People will doubtless note that those three victories are recent history, so does this mean the tide is turning? Can we put to bed that gnawing sense of inferiority when we play these teams? Somehow I doubt it. Whilst we have managed to beat Argentina and Germany, quarterfinal heartbreak never seems that far away, maybe it will be the turn of Italy or Brazil next year. Could England ever go on a run like Italy did in 1982 and beat Argentina, Brazil and Germany in one tournament? And as for Brazil, let us not forget the jaw-dropping lack of self-belief in 2002, when England were so paralysed with fear of a pretty ordinary Brazil team they could not even get a shot on target in the last thirty minutes when playing ten men.

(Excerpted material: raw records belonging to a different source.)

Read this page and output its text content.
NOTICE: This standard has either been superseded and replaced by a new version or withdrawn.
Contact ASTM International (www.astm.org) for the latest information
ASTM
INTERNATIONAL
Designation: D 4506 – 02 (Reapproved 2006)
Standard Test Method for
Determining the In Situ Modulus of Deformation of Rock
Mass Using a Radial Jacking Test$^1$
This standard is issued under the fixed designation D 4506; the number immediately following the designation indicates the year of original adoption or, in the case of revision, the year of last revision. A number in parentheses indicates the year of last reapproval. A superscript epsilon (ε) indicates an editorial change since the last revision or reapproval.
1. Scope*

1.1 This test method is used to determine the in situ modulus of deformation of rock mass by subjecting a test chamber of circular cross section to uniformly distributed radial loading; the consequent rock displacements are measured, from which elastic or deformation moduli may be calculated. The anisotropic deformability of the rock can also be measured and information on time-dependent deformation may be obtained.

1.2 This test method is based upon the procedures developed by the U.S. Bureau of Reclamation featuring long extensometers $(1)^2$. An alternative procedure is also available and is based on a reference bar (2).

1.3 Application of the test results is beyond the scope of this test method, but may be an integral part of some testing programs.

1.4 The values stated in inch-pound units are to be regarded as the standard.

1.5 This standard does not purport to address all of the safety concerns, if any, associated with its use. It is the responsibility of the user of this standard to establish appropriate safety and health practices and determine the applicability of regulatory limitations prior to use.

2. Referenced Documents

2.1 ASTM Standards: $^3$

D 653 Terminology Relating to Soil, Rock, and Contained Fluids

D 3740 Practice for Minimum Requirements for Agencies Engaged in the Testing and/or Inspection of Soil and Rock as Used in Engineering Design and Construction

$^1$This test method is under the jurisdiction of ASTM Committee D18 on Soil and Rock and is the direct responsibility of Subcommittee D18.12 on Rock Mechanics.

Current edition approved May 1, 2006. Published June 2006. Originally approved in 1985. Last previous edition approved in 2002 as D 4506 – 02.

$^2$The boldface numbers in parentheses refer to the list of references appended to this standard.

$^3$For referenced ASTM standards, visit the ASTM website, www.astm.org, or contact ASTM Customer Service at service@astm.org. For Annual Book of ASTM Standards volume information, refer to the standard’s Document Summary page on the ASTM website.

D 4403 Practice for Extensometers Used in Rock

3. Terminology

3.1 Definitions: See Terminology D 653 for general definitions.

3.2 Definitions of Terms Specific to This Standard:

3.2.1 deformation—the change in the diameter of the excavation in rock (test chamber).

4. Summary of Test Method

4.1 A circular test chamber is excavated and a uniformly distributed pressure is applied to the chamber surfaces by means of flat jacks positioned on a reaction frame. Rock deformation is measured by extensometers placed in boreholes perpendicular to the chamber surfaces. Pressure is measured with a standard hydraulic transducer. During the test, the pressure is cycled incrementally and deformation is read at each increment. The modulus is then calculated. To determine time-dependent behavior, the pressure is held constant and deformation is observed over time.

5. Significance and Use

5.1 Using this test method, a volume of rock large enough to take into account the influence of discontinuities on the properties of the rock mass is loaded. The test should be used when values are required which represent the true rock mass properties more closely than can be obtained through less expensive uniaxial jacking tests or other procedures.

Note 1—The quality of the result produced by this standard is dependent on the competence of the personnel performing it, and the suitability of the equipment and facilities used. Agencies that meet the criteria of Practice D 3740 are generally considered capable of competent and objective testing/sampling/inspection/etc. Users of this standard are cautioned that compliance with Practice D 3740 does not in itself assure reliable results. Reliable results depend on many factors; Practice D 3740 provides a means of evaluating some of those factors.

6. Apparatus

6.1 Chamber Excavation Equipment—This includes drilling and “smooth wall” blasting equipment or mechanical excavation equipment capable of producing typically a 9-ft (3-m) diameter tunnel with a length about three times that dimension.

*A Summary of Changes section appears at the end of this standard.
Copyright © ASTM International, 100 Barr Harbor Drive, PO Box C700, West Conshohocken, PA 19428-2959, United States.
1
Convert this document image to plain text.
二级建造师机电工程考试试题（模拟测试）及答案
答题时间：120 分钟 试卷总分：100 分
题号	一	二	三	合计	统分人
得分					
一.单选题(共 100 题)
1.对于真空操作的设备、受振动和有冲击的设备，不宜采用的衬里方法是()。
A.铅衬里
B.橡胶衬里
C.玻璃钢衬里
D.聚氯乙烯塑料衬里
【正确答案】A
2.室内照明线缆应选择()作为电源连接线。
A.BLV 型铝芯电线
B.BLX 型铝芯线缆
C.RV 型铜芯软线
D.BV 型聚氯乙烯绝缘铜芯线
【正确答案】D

Fear can do funny things to people. We have one player who is utterly fearless in Wayne Rooney, but it’s one hell of a big ask of a twenty year old to take on the world single-handedly. It’s hard enough trying to unlock an Italian, German, Brazilian or Argentinean team, let alone play against the litany of failures of the past 40 years that are burned into the national psyche. He has broad shoulders, but unless he really is our Maradona the burden is too great. Part of me would love to think England could put history in a box and start a new chapter in Germany, although I can’t get the vision out of my head of our players in seven months time looking crestfallen in some centre-circle in Dortmund, Stuttgart or wherever, wondering where it all went wrong, whilst either the Italians, Germans, Brazilians or Argentineans dance around the goal mouth in front of their fans, and turn their thoughts once again to winning the tournament.